Daniel Link and Ralph Lopez met in Austin in 1998 when Link was a singer/songwriter and Lopez worked in the nonprofit world. When they moved to Santa Fe—Lopez' hometown—in 2010, "we were like, 'Now what are we going to do?'" Link says, relating the origin story of how he met his husband and business partner.

What they did was found Poster Boyz, a guerrilla marketing boutique, as Link describes it. "We wanted to distribute posters and postcard stacks and information for our clients to all the hotels and visitor centers, and we also had an element of website and graphic design folded into our business."

Posters, brochures, postcards—they were all part of the distribution mix for clients such as the Lensic Performing Arts Center, Aspen Santa Fe Ballet and Santa Fe Indian Market.

If you're not sure what happens next in this story, you probably haven't worked in print media anytime over the last decade.

"In about 2014, we started to notice this dramatic drop in what people were spending in terms of print materials," Link says. "People weren't putting their money into brochures and posters; it was a huge drop-off."

Link and Lopez began holding in-depth focus groups with their clients and others in related industries. They envisioned an interface combining the needs they heard with a desire to showcase the city in a holistic way.

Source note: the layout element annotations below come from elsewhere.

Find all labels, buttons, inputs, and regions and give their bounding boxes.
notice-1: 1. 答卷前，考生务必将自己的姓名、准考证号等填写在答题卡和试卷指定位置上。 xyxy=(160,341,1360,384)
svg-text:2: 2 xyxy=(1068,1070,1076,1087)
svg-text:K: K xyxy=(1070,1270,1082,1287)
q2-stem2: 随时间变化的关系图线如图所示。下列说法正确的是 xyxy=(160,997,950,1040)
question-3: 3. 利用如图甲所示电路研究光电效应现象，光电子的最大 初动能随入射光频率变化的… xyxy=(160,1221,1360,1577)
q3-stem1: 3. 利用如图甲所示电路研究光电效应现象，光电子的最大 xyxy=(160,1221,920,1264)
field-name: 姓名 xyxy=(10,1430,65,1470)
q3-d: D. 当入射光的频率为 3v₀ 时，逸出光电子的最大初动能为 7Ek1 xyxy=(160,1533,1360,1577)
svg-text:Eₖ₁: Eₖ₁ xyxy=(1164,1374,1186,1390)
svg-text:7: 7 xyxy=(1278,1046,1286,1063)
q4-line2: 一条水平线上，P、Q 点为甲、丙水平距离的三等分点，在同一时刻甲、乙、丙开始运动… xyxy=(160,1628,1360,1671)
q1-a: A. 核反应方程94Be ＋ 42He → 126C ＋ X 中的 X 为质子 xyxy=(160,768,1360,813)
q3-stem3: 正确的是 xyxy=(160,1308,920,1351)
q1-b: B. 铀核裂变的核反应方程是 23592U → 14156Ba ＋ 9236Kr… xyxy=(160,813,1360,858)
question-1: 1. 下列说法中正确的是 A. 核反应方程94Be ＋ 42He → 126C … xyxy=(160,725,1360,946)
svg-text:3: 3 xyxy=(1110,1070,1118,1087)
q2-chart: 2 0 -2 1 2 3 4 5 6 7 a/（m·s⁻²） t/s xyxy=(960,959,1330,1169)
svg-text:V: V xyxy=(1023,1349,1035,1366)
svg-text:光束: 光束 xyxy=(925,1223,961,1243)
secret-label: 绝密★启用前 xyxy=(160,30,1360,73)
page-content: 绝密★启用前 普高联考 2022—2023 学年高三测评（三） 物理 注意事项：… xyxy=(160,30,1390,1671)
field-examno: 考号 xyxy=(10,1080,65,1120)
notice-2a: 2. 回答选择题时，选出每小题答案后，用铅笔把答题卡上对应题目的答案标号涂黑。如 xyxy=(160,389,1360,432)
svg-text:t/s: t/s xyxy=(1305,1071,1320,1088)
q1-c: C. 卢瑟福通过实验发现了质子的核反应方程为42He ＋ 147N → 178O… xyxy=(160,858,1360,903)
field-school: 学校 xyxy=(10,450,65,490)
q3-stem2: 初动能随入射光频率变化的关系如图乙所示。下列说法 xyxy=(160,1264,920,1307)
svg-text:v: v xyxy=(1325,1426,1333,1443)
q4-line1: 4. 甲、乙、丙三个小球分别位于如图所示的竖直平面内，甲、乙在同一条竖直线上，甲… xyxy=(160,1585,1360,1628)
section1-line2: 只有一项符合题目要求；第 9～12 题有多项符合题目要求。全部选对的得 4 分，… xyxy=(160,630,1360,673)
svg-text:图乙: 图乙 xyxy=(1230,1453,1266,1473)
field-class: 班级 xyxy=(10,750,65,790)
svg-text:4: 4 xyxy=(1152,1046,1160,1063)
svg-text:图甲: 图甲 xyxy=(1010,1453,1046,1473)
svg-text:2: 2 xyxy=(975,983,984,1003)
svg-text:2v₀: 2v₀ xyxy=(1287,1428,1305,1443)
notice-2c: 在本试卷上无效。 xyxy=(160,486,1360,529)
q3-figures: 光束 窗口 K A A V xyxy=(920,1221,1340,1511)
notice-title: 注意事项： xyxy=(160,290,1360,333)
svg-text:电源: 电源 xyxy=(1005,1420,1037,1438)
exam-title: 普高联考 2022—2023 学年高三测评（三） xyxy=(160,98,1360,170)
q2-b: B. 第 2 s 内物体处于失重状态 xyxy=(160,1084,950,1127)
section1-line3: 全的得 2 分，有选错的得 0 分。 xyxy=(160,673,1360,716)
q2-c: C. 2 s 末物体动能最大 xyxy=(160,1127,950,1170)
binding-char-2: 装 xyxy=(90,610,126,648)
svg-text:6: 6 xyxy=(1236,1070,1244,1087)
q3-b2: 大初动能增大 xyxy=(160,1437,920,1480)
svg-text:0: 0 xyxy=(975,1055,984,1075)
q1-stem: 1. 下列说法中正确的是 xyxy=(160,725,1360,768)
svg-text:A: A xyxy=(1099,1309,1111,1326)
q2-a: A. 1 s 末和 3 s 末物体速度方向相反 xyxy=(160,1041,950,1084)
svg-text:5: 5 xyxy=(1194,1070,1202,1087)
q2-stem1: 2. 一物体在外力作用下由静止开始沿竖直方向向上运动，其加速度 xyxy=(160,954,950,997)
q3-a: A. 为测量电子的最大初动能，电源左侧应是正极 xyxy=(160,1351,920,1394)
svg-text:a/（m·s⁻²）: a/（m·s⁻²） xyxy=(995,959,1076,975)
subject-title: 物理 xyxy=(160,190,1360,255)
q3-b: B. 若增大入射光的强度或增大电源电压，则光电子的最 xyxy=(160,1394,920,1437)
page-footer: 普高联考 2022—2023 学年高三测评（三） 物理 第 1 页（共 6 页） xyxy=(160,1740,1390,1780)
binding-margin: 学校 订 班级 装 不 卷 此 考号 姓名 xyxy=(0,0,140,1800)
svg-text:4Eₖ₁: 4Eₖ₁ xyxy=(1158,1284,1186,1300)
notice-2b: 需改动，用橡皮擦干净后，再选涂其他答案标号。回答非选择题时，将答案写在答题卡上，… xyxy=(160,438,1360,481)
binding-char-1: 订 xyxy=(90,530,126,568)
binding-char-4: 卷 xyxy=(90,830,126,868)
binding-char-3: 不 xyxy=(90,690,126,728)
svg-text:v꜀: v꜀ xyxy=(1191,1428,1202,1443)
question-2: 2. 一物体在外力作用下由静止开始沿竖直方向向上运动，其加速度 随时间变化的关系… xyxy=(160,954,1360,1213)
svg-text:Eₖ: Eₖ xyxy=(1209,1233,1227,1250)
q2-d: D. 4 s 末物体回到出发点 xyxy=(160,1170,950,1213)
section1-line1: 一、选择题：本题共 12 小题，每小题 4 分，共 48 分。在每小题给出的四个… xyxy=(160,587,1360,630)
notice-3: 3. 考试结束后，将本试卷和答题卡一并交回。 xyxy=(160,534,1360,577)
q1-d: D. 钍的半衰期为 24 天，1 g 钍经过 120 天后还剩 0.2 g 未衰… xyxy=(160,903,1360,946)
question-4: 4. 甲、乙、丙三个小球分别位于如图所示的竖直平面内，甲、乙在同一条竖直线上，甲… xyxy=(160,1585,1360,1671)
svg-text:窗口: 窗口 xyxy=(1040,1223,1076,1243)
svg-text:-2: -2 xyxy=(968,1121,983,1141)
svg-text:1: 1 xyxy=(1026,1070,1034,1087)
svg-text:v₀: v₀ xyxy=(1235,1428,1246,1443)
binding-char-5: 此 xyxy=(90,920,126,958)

CitySwivel was born. The app has been in beta with numerous organizations since last June and launches officially with a party on Wednesday Feb. 13, with other events to follow. The multifaceted platform includes an events calendar with direct links to tickets and personal calendars; curated self-guided tours from food to culture to the outdoors created by the participating businesses; a cohesive rewards program ("Keys to the City"); and built-in navigation, among other features. While different aspects of the app exist in various other places, Link notes, on CitySwivel, "it's all in one place." And, he adds, it's all accurate.

For businesses and nonprofits, the app has tiered pricing and the content is curated. "The qualifiers are they have to have an incredible business, personal accountability, a deep understanding for business-to-business collaboration and zero tolerance for discrimination," Link says.

Some of the feedback driving CitySwivel came from businesses' experiences in navigating crowdsourced review sites, such as Yelp and TripAdvisor.

"Someone gets mad about something while they are in their store … leaves and goes and vents on Yelp because they can, rather than taking the time to walk up to a manager … when nine times out of 10, that situation is going to be taken care of," Link says. For smaller hotels and bed and breakfasts, TripAdvisor keeps them in a stronghold. "We just met with one yesterday … who said, 'We're at the mercy of TripAdvisor.' They literally can't breathe without them."

Such user-based sites, Link says, "affect [rankings] on Google; it's not sustainable, and it can have severe impacts on small businesses and the local economy. … We had a lot of discussions about this, the pros and cons, and at the end of the day, this is the right thing to do. We want CitySwivel to be a place where people can find recommendations that actually come from Santa Fe. I don't need someone from Florida telling me where to find the best green chile cheeseburger in Santa Fe; I want somebody in Santa Fe to tell me where to find that."

The name was derived "after months and months and months" of discussion, he says. "We landed on CitySwivel [because] the app and the platform does revolve around [the businesses]. They control the content, they get to leverage the power of CitySwivel, rather than Yelp or TripAdvisor leveraging them. From the end user perspective, for a visitor or people who live here, CitySwivel revolves around you, because it's based on your interests."

While the app is robust and designed with aesthetics in mind, Link says he wants people to understand the intention. "It's not about the app, it's about the experience you get out of the app. We've gotten away from face-to-face interaction with people. … It's an app that encourages you to put your phone back in your pocket. If you want to interact with a business, don't do it online—go see them face-to-face."